Carnegie Longlist 2016 · Carnegie Nominations 2016 · Carnegie Shortlist 2016

One by Sarah Crossan

I was initially drawn to the lovely cover of this book, but was quickly disappointed when I opened it and discovered …

… poetry.  I put it to the side and read something else.  For reasons I no longer can remember, I picked it up again weeks later and read the first page, and then the first chapter.  I was captivated.

Apple and Rain showcased Crossan’s insight into family relationships and One also perfectly illustrates the complexity of the family unit.  Crossan’s writing beautifully highlights the conflicting emotions that are common within parental and sibling relationships; tension, hostility, fragility, resentment, duty, responsibility, reliance, tolerance, belonging, affection and love, both conditional and unconditional.

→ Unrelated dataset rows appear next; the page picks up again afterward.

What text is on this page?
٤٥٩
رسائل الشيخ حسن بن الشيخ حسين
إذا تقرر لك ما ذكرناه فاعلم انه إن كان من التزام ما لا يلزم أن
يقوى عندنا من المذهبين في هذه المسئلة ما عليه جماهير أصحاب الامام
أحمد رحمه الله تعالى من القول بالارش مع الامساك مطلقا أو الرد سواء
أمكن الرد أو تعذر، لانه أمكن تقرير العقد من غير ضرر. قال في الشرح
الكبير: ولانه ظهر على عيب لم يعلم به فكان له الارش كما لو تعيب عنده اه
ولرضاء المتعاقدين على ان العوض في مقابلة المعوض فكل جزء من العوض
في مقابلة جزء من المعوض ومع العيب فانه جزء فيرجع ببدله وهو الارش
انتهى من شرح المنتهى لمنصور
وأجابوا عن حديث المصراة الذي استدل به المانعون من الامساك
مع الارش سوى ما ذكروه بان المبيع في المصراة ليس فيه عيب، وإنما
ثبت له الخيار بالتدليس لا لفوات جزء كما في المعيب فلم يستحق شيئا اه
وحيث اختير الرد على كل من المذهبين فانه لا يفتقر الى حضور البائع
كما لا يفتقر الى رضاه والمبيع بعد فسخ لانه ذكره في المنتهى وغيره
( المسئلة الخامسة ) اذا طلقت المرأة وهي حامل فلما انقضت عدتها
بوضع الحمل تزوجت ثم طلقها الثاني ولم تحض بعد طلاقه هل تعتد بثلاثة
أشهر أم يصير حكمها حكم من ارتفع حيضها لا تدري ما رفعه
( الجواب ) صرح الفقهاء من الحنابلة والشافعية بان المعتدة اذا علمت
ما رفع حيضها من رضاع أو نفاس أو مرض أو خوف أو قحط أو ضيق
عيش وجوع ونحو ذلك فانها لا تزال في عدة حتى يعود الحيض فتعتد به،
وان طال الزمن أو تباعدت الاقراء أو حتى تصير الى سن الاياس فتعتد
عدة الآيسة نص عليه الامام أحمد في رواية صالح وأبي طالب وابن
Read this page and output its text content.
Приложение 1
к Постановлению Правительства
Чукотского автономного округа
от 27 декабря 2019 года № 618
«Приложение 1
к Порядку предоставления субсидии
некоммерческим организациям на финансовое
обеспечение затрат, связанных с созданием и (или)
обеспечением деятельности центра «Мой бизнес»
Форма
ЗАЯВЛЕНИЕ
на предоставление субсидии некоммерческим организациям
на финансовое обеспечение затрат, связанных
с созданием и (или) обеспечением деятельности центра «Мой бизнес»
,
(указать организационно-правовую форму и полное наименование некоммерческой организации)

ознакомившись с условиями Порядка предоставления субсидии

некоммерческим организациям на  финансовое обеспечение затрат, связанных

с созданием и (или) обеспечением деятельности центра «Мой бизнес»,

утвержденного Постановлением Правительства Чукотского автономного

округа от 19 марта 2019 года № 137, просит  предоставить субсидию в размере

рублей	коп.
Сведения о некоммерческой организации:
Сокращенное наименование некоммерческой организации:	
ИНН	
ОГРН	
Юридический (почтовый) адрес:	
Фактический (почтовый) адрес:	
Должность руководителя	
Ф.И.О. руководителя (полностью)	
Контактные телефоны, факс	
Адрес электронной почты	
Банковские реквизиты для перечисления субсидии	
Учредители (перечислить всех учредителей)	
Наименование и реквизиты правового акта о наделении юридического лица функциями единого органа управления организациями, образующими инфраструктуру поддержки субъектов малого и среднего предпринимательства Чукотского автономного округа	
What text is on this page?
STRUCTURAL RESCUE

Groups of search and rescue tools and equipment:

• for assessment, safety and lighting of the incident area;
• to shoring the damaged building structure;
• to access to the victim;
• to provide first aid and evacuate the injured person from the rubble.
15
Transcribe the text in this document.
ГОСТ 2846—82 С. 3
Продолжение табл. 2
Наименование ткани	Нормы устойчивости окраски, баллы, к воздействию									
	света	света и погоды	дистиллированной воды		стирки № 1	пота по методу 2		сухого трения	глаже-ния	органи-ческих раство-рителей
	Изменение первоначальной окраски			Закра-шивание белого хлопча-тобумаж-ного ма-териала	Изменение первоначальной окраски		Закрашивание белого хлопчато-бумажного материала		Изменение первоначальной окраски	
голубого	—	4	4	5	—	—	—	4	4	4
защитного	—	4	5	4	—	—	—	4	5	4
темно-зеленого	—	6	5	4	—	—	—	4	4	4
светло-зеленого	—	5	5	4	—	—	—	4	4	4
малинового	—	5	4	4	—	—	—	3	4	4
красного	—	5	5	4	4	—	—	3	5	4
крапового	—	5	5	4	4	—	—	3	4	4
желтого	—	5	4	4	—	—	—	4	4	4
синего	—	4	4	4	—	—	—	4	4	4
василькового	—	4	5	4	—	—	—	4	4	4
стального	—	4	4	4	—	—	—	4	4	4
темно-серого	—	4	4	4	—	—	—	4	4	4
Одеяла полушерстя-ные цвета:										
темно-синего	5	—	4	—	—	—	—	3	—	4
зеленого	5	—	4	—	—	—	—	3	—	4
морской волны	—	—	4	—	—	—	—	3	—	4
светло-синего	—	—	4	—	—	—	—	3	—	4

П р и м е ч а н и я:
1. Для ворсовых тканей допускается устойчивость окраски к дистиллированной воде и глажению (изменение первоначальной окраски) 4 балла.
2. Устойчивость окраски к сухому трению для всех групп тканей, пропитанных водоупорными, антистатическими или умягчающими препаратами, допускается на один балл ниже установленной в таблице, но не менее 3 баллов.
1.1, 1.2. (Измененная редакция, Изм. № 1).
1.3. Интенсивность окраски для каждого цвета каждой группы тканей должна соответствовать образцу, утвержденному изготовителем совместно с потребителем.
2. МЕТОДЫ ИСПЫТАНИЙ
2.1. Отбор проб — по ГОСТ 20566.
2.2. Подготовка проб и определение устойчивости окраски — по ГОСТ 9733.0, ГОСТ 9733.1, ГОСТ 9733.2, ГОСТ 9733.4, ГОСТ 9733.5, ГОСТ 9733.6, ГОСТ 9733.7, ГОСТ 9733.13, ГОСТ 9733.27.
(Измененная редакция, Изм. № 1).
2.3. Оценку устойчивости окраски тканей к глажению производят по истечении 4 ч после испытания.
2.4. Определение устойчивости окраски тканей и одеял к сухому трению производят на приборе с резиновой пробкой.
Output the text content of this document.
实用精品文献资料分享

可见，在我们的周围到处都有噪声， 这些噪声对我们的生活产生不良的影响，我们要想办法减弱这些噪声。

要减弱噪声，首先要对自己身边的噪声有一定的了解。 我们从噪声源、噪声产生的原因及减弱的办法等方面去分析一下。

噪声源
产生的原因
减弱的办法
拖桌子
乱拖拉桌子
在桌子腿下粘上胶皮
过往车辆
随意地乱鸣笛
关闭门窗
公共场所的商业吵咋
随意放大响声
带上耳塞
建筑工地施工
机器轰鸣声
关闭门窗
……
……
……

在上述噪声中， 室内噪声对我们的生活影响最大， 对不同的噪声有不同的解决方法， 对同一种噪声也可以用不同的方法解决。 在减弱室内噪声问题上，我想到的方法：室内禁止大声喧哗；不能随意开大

One is the story of teenager Grace.  It is in many ways is a typical coming of age story.  We follow Grace, and twin sister Tippi, as they experience starting school, making friends, struggling with serious illness, coping with dysfunctional family members and falling in love.  What sets this book apart from so many others is the beautiful portrayal of the twins’ relationship.  Their love for each other feels so powerful and intense – an unbreakable bond, they are inseparable.  Aren’t they?

I have found this review difficult to write as I wanted to give One the justice that it deserves.  I find poetry hard to access so I decided to read this book simply as a story.  An incredible, heart wrenching story, I would definitely include it in my top ten of fiction books.   One is my winner of this years shortlist.